Security researcher Niels Hofmans of ironPeak has confirmed a T2 chip security flaw. These chips have been found in all new model Macs made since 2018.
At its worst, the vulnerability — which is reportedly “unpatchable” — could allow an attacker to interfere with Macs in “classic evil maid” attacks involving an unintended computer. This might open the door for new ways for law enforcement to access suspects’ Macs to retrieve information, for example.
“The attack requires combining two other exploits that were initially designed for jailbreaking iOS devices — namely Checkm8 and Blackbird. This works because of some shared hardware and software features between T2 chips and iPhones and their underlying hardware.
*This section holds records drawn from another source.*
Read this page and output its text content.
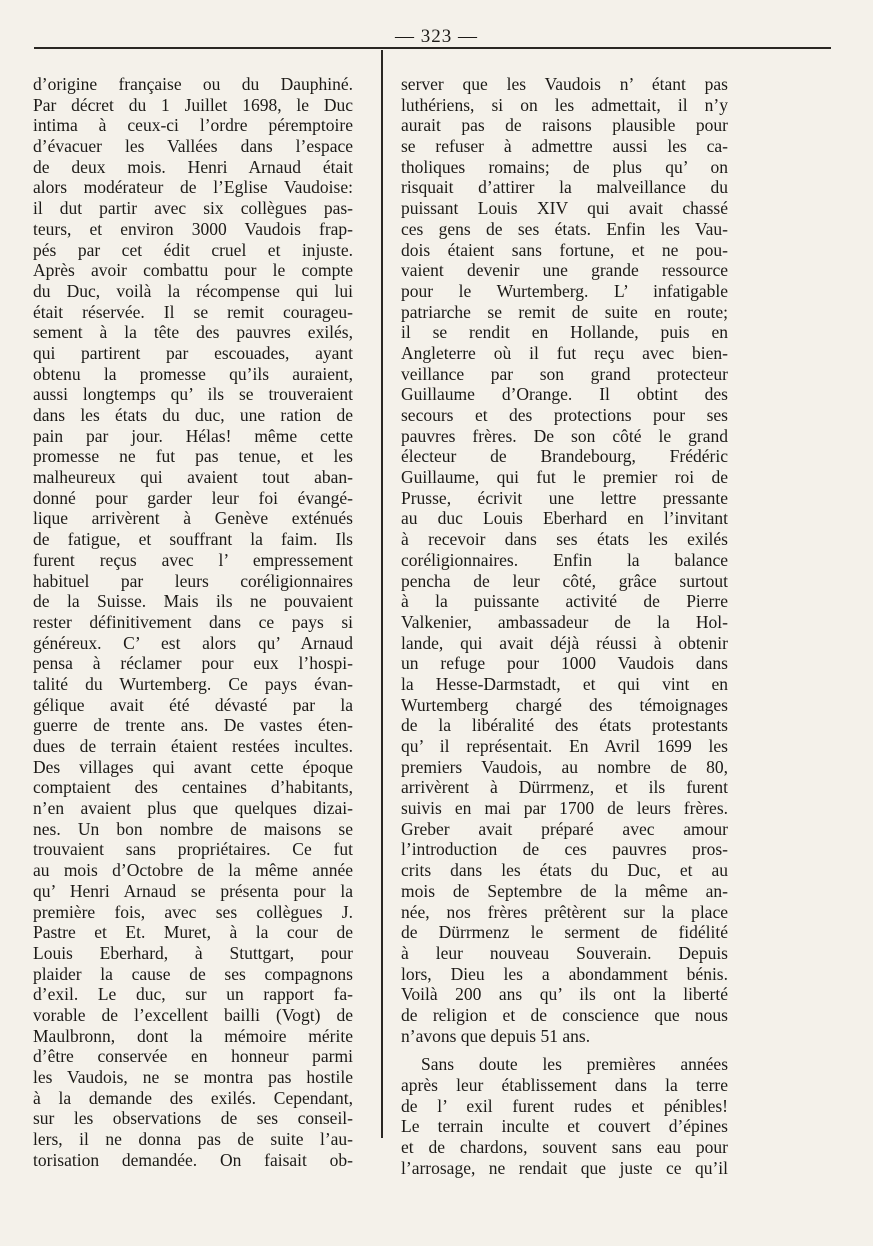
— 323 —
d’origine française ou du Dauphiné.
Par décret du 1 Juillet 1698, le Duc
intima à ceux-ci l’ordre péremptoire
d’évacuer les Vallées dans l’espace
de deux mois. Henri Arnaud était
alors modérateur de l’Eglise Vaudoise:
il dut partir avec six collègues pas-
teurs, et environ 3000 Vaudois frap-
pés par cet édit cruel et injuste.
Après avoir combattu pour le compte
du Duc, voilà la récompense qui lui
était réservée. Il se remit courageu-
sement à la tête des pauvres exilés,
qui partirent par escouades, ayant
obtenu la promesse qu’ils auraient,
aussi longtemps qu’ ils se trouveraient
dans les états du duc, une ration de
pain par jour. Hélas! même cette
promesse ne fut pas tenue, et les
malheureux qui avaient tout aban-
donné pour garder leur foi évangé-
lique arrivèrent à Genève exténués
de fatigue, et souffrant la faim. Ils
furent reçus avec l’ empressement
habituel par leurs coréligionnaires
de la Suisse. Mais ils ne pouvaient
rester définitivement dans ce pays si
généreux. C’ est alors qu’ Arnaud
pensa à réclamer pour eux l’hospi-
talité du Wurtemberg. Ce pays évan-
gélique avait été dévasté par la
guerre de trente ans. De vastes éten-
dues de terrain étaient restées incultes.
Des villages qui avant cette époque
comptaient des centaines d’habitants,
n’en avaient plus que quelques dizai-
nes. Un bon nombre de maisons se
trouvaient sans propriétaires. Ce fut
au mois d’Octobre de la même année
qu’ Henri Arnaud se présenta pour la
première fois, avec ses collègues J.
Pastre et Et. Muret, à la cour de
Louis Eberhard, à Stuttgart, pour
plaider la cause de ses compagnons
d’exil. Le duc, sur un rapport fa-
vorable de l’excellent bailli (Vogt) de
Maulbronn, dont la mémoire mérite
d’être conservée en honneur parmi
les Vaudois, ne se montra pas hostile
à la demande des exilés. Cependant,
sur les observations de ses conseil-
lers, il ne donna pas de suite l’au-
torisation demandée. On faisait ob-
server que les Vaudois n’ étant pas
luthériens, si on les admettait, il n’y
aurait pas de raisons plausible pour
se refuser à admettre aussi les ca-
tholiques romains; de plus qu’ on
risquait d’attirer la malveillance du
puissant Louis XIV qui avait chassé
ces gens de ses états. Enfin les Vau-
dois étaient sans fortune, et ne pou-
vaient devenir une grande ressource
pour le Wurtemberg. L’ infatigable
patriarche se remit de suite en route;
il se rendit en Hollande, puis en
Angleterre où il fut reçu avec bien-
veillance par son grand protecteur
Guillaume d’Orange. Il obtint des
secours et des protections pour ses
pauvres frères. De son côté le grand
électeur de Brandebourg, Frédéric
Guillaume, qui fut le premier roi de
Prusse, écrivit une lettre pressante
au duc Louis Eberhard en l’invitant
à recevoir dans ses états les exilés
coréligionnaires. Enfin la balance
pencha de leur côté, grâce surtout
à la puissante activité de Pierre
Valkenier, ambassadeur de la Hol-
lande, qui avait déjà réussi à obtenir
un refuge pour 1000 Vaudois dans
la Hesse-Darmstadt, et qui vint en
Wurtemberg chargé des témoignages
de la libéralité des états protestants
qu’ il représentait. En Avril 1699 les
premiers Vaudois, au nombre de 80,
arrivèrent à Dürrmenz, et ils furent
suivis en mai par 1700 de leurs frères.
Greber avait préparé avec amour
l’introduction de ces pauvres pros-
crits dans les états du Duc, et au
mois de Septembre de la même an-
née, nos frères prêtèrent sur la place
de Dürrmenz le serment de fidélité
à leur nouveau Souverain. Depuis
lors, Dieu les a abondamment bénis.
Voilà 200 ans qu’ ils ont la liberté
de religion et de conscience que nous
n’avons que depuis 51 ans.
Sans doute les premières années
après leur établissement dans la terre
de l’ exil furent rudes et pénibles!
Le terrain inculte et couvert d’épines
et de chardons, souvent sans eau pour
l’arrosage, ne rendait que juste ce qu’il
According to a post from Belgian security firm ironPeak, jailbreaking a T2 security chip involves connecting to a Mac/MacBook via USB-C and running version 0.11.0 of the Checkra1n jailbreaking software during the Mac’s boot-up process.
Per ironPeak, this works because “Apple left a debugging interface open in the T2 security chip shipping to customers, allowing anyone to enter Device Firmware Update (DFU) mode without authentication.”
Is this a risk to average users?
While any security flaw is bad news, this is unlikely to impact typical users. That’s because it requires someone to physically connect to a Mac using a USB-C cable. They would then have to reboot the device and run Checkra1n 0.11.0.
However, it’s still not great to hear that a person with access to the T2 chip could gain full root access and kernel execution privileges to a Mac. This could be used to, for instance, steal passwords by way of a key logger. For a chip that was created to add extra security for the Mac, that’s likely something Apple is not going to be too happy to hear about.
According to Niels Hofmans, this security vulnerability has been disclosed to Apple before, but it has yet to respond. This could be because Apple is working on a patched T2 chip for use in future Macs.
In the meantime, it’s a reminder to never let anyone plug an untrusted peripheral into your Mac. You never know what it could be delivering!